El reclamo de mediterraneidad de Bolivia tiene más de un siglo de vida. Durante todo este tiempo el Estado chileno se ha afirmado en el tratado del año 1904 que resolvió, legalmente, la delimitación fronteriza. Más allá del papel el reclamo persiste y está vinculado a las posibilidades de desarrollo de Bolivia. Esta es una visión chilena, la del Secretario de Relaciones Internacionales del Partido Socialista, Luis Maira.
José Zepeda: Sr. Maira, por lo menos fuera de Chile se constata una creciente simpatía internacional hacia la causa marítima de Bolivia. Usted está consciente de esta simpatía.
Luis Maira: Yo creo que es una vieja simpatía. La guerra entre Chile, Perú y Bolivia llamada Guerra del Pacífico, en 1879, tuvo como uno de sus desenlaces la pérdida de mediterraneidad boliviana. Hay simpatía de que Bolivia pueda encarar esa situación, pero es también un viejo asunto que tiene más de un siglo.
José Zepeda: El gobierno chileno ha insistido históricamente que no tiene ningún tema pendiente con Bolivia.

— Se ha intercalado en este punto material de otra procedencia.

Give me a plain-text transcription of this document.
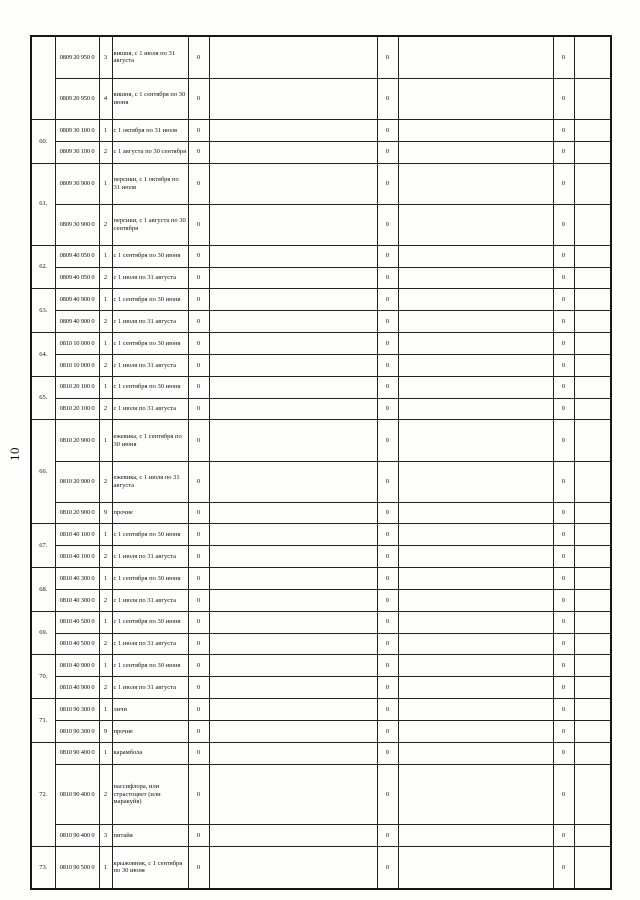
10
	0809 20 950 0	3	вишня, с 1 июля по 31 августа	0		0		0	
	0809 20 950 0	4	вишня, с 1 сентября по 30 июня	0		0		0	
60.	0809 30 100 0	1	с 1 октября по 31 июля	0		0		0	
	0809 30 100 0	2	с 1 августа по 30 сентября	0		0		0	
61.	0809 30 900 0	1	персики, с 1 октября по 31 июля	0		0		0	
	0809 30 900 0	2	персики, с 1 августа по 30 сентября	0		0		0	
62.	0809 40 050 0	1	с 1 сентября по 30 июня	0		0		0	
	0809 40 050 0	2	с 1 июля по 31 августа	0		0		0	
63.	0809 40 900 0	1	с 1 сентября по 30 июня	0		0		0	
	0809 40 900 0	2	с 1 июля по 31 августа	0		0		0	
64.	0810 10 000 0	1	с 1 сентября по 30 июня	0		0		0	
	0810 10 000 0	2	с 1 июля по 31 августа	0		0		0	
65.	0810 20 100 0	1	с 1 сентября по 30 июня	0		0		0	
	0810 20 100 0	2	с 1 июля по 31 августа	0		0		0	
66.	0810 20 900 0	1	ежевика, с 1 сентября по 30 июня	0		0		0	
	0810 20 900 0	2	ежевика, с 1 июля по 31 августа	0		0		0	
	0810 20 900 0	9	прочие	0		0		0	
67.	0810 40 100 0	1	с 1 сентября по 30 июня	0		0		0	
	0810 40 100 0	2	с 1 июля по 31 августа	0		0		0	
68.	0810 40 300 0	1	с 1 сентября по 30 июня	0		0		0	
	0810 40 300 0	2	с 1 июля по 31 августа	0		0		0	
69.	0810 40 500 0	1	с 1 сентября по 30 июня	0		0		0	
	0810 40 500 0	2	с 1 июля по 31 августа	0		0		0	
70.	0810 40 900 0	1	с 1 сентября по 30 июня	0		0		0	
	0810 40 900 0	2	с 1 июля по 31 августа	0		0		0	
71.	0810 90 300 0	1	личи	0		0		0	
	0810 90 300 0	9	прочие	0		0		0	
72.	0810 90 400 0	1	карамбола	0		0		0	
	0810 90 400 0	2	пассифлора, или страстоцвет (или маракуйя)	0		0		0	
	0810 90 400 0	3	питайя	0		0		0	
73.	0810 90 500 0	1	крыжовник, с 1 сентября по 30 июня	0		0		0	
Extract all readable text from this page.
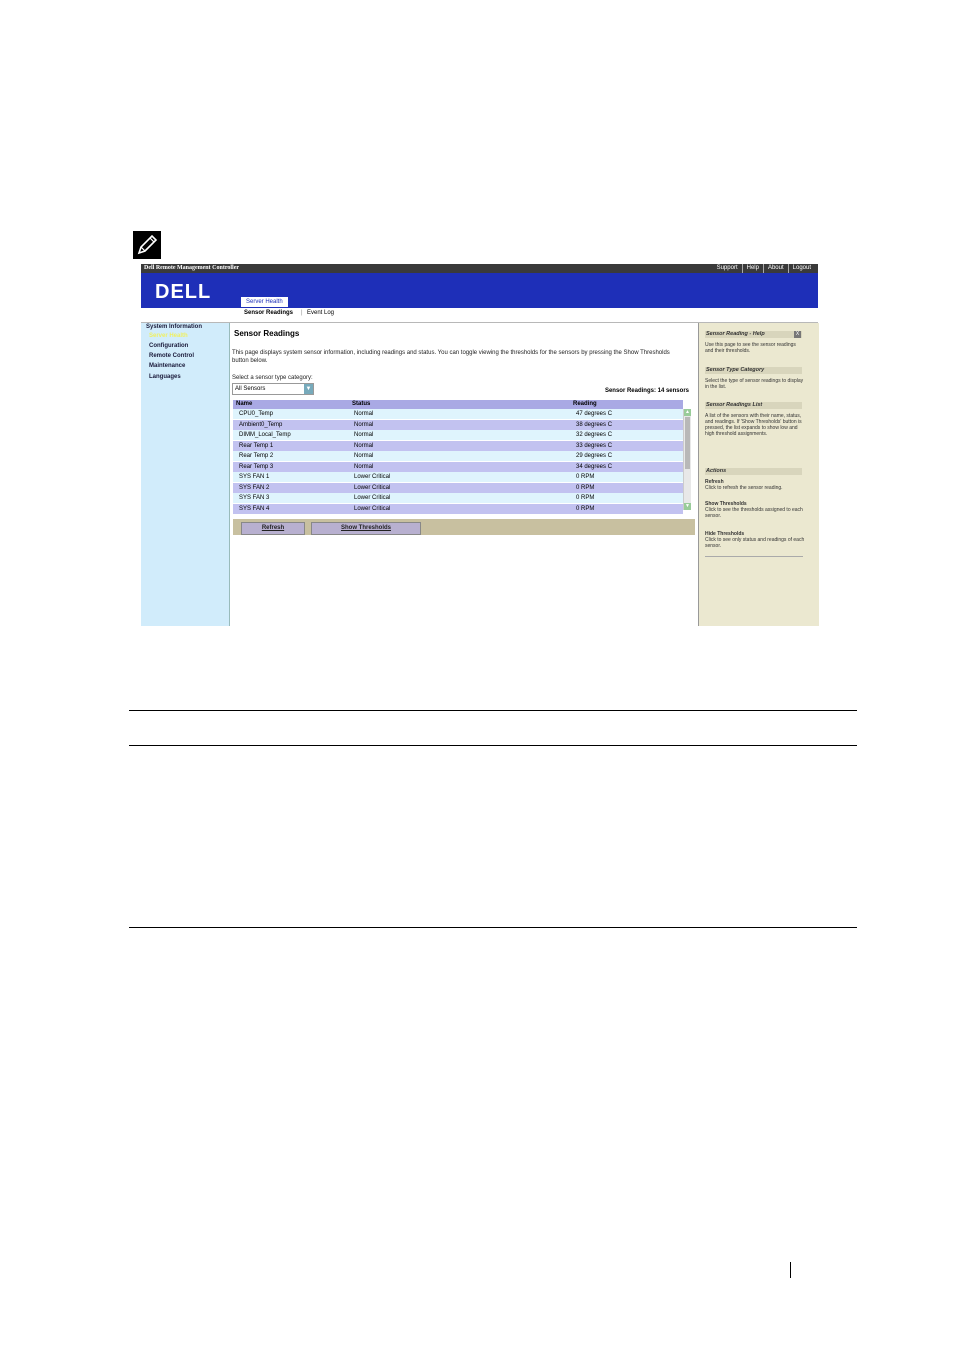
Dell Remote Management Controller	Support	Help	About	Logout
DELL	Server Health
Sensor Readings | Event Log
System Information
Server Health
Configuration
Remote Control
Maintenance
Languages
Sensor Readings
This page displays system sensor information, including readings and status. You can toggle viewing the thresholds for the sensors by pressing the Show Thresholds button below.
Select a sensor type category:
All Sensors	▼	Sensor Readings: 14 sensors
Name	Status	Reading
CPU0_Temp	Normal	47 degrees C
Ambient0_Temp	Normal	38 degrees C
DIMM_Local_Temp	Normal	32 degrees C
Rear Temp 1	Normal	33 degrees C
Rear Temp 2	Normal	29 degrees C
Rear Temp 3	Normal	34 degrees C
SYS FAN 1	Lower Critical	0 RPM
SYS FAN 2	Lower Critical	0 RPM
SYS FAN 3	Lower Critical	0 RPM
SYS FAN 4	Lower Critical	0 RPM
▲
▼
Refresh	Show Thresholds
Sensor Reading - Help	X
Use this page to see the sensor readings and their thresholds.
Sensor Type Category
Select the type of sensor readings to display in the list.
Sensor Readings List
A list of the sensors with their name, status, and readings. If 'Show Thresholds' button is pressed, the list expands to show low and high threshold assignments.
Actions
Refresh
Click to refresh the sensor reading.
Show Thresholds
Click to see the thresholds assigned to each sensor.
Hide Thresholds
Click to see only status and readings of each sensor.
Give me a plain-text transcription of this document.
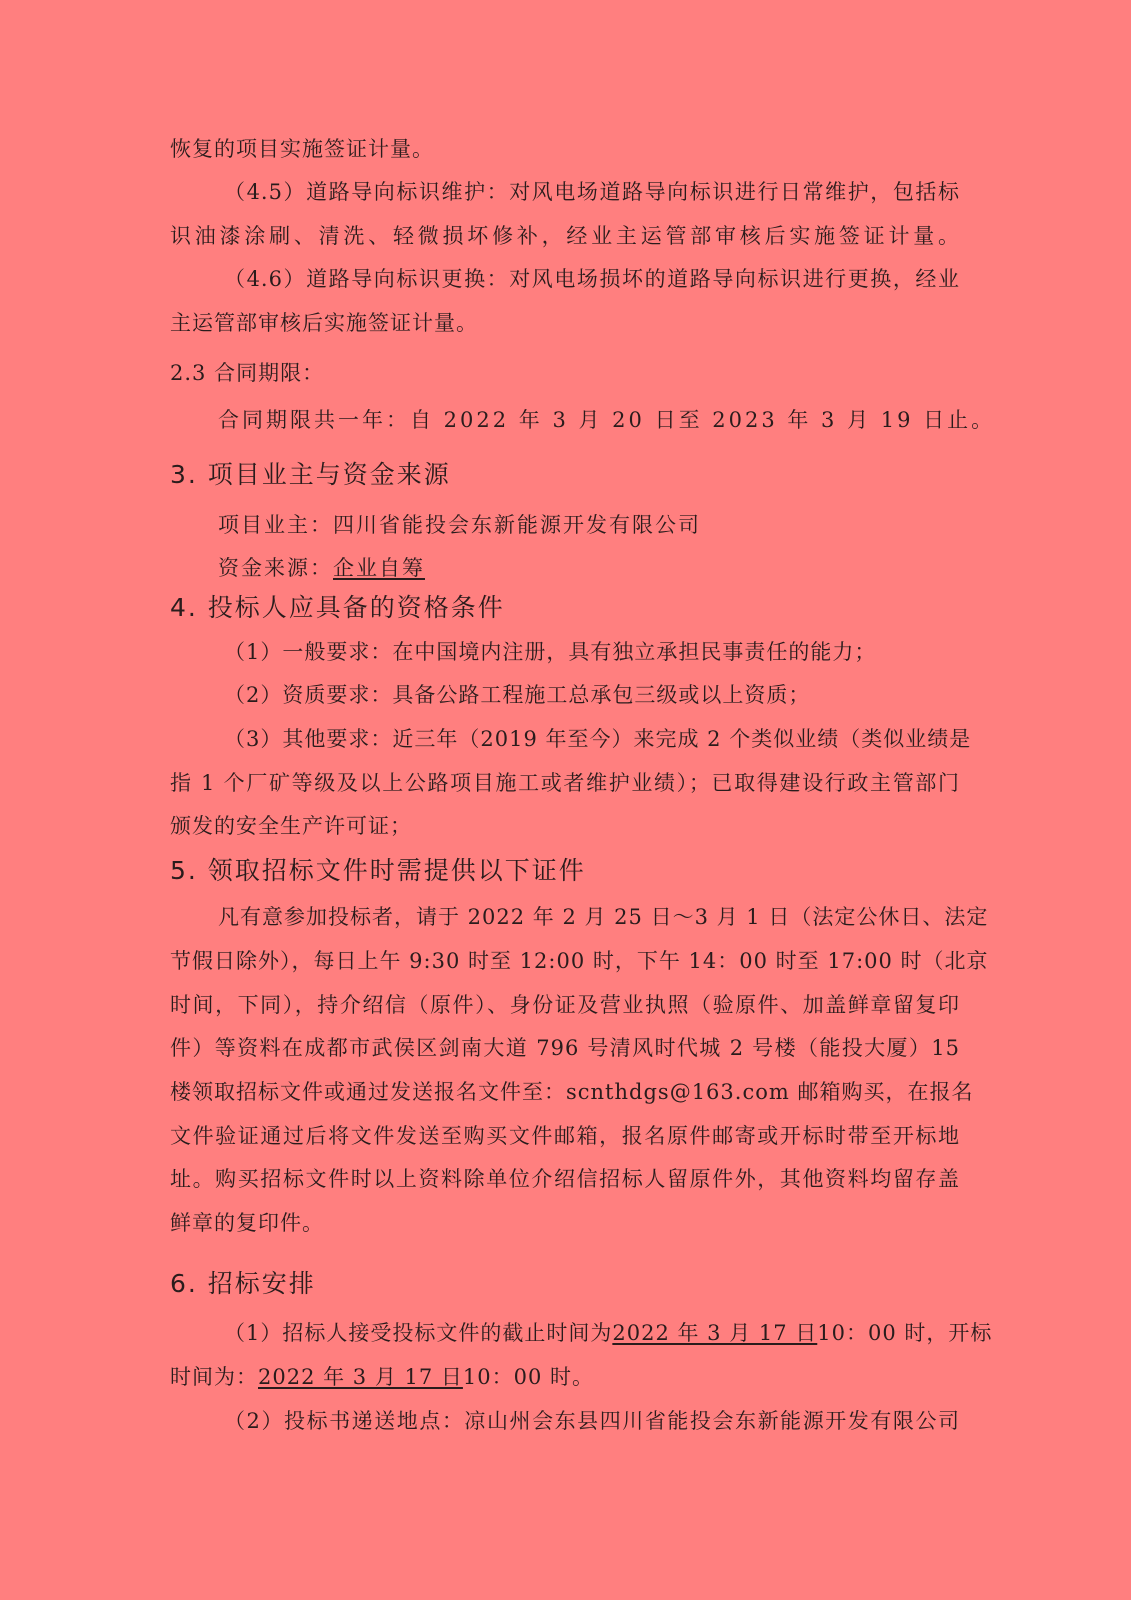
恢复的项目实施签证计量。
（4.5）道路导向标识维护：对风电场道路导向标识进行日常维护，包括标
识油漆涂刷、清洗、轻微损坏修补，经业主运管部审核后实施签证计量。
（4.6）道路导向标识更换：对风电场损坏的道路导向标识进行更换，经业
主运管部审核后实施签证计量。
2.3 合同期限：
合同期限共一年：自 2022 年 3 月 20 日至 2023 年 3 月 19 日止。
3. 项目业主与资金来源
项目业主：四川省能投会东新能源开发有限公司
资金来源：企业自筹
4. 投标人应具备的资格条件
（1）一般要求：在中国境内注册，具有独立承担民事责任的能力；
（2）资质要求：具备公路工程施工总承包三级或以上资质；
（3）其他要求：近三年（2019 年至今）来完成 2 个类似业绩（类似业绩是
指 1 个厂矿等级及以上公路项目施工或者维护业绩）；已取得建设行政主管部门
颁发的安全生产许可证；
5. 领取招标文件时需提供以下证件
凡有意参加投标者，请于 2022 年 2 月 25 日～3 月 1 日（法定公休日、法定
节假日除外），每日上午 9:30 时至 12:00 时，下午 14：00 时至 17:00 时（北京
时间，下同），持介绍信（原件）、身份证及营业执照（验原件、加盖鲜章留复印
件）等资料在成都市武侯区剑南大道 796 号清风时代城 2 号楼（能投大厦）15
楼领取招标文件或通过发送报名文件至：scnthdgs@163.com 邮箱购买，在报名
文件验证通过后将文件发送至购买文件邮箱，报名原件邮寄或开标时带至开标地
址。购买招标文件时以上资料除单位介绍信招标人留原件外，其他资料均留存盖
鲜章的复印件。
6. 招标安排
（1）招标人接受投标文件的截止时间为2022 年 3 月 17 日10：00 时，开标
时间为：2022 年 3 月 17 日10：00 时。
（2）投标书递送地点：凉山州会东县四川省能投会东新能源开发有限公司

Luis Maira: Efectivamente es así. Yo creo que también del lado boliviano hay ese reconocimiento. El tratado fue firmado en 1904, ratificado en su momento por los dos congresos. La aceptación y vigencia de los tratados es un tema básico en el Derecho Internacional. Por lo tanto, el tema no tiene por ese lado ningún flanco posible.
¿Y por otro lado sí?
Por otro lado, que es un lado distinto yo creo, es el que permitiría ver el asunto con otros ojos. El tema de Bolivia es un problema objetivo que puede ser resuelto en un contexto de integración regional latinoamericana, que también beneficiaría a otro de los países que forman parte del sector medio de la América del Sur. Bolivia, encontraría si tuviera una mejor correlación con su demás vecinos y una salida de condiciones y facilidades marítimas, con o sin soberanía - ese no es el tema central - posibilidades de superar sus condiciones de atraso y subdesarrollo. Eso también beneficiaría al norte de Chile, al sur de Perú, al noreste argentino, al sur de Brasil, a Paraguay y a Bolivia. Es un complejo de territorios de distintos países que no tienen hoy día integración física, que no tienen vías que los comuniquen, la posibilidad de un proyecto que permita ligar el Pacífico y el Atlántico, beneficiaría igualmente a Bolivia y sólo en un contexto moderno de integración y no en un contexto viejo de soberanía, es como pensamos los chilenos que el tema podría ser resuelto.
José Zepeda: Este punto parece fundamental. Dice Ud. con razón que el Derecho Internacional está allí ¿verdad? El tratado de 1904 que resolvió el problema desde el punto de vista jurídico, pero también es cierto que, durante más de 100 años ha ido creciendo este sentimiento boliviano de que su desarrollo o su falta de desarrollo es producto del vedado acceso al mar.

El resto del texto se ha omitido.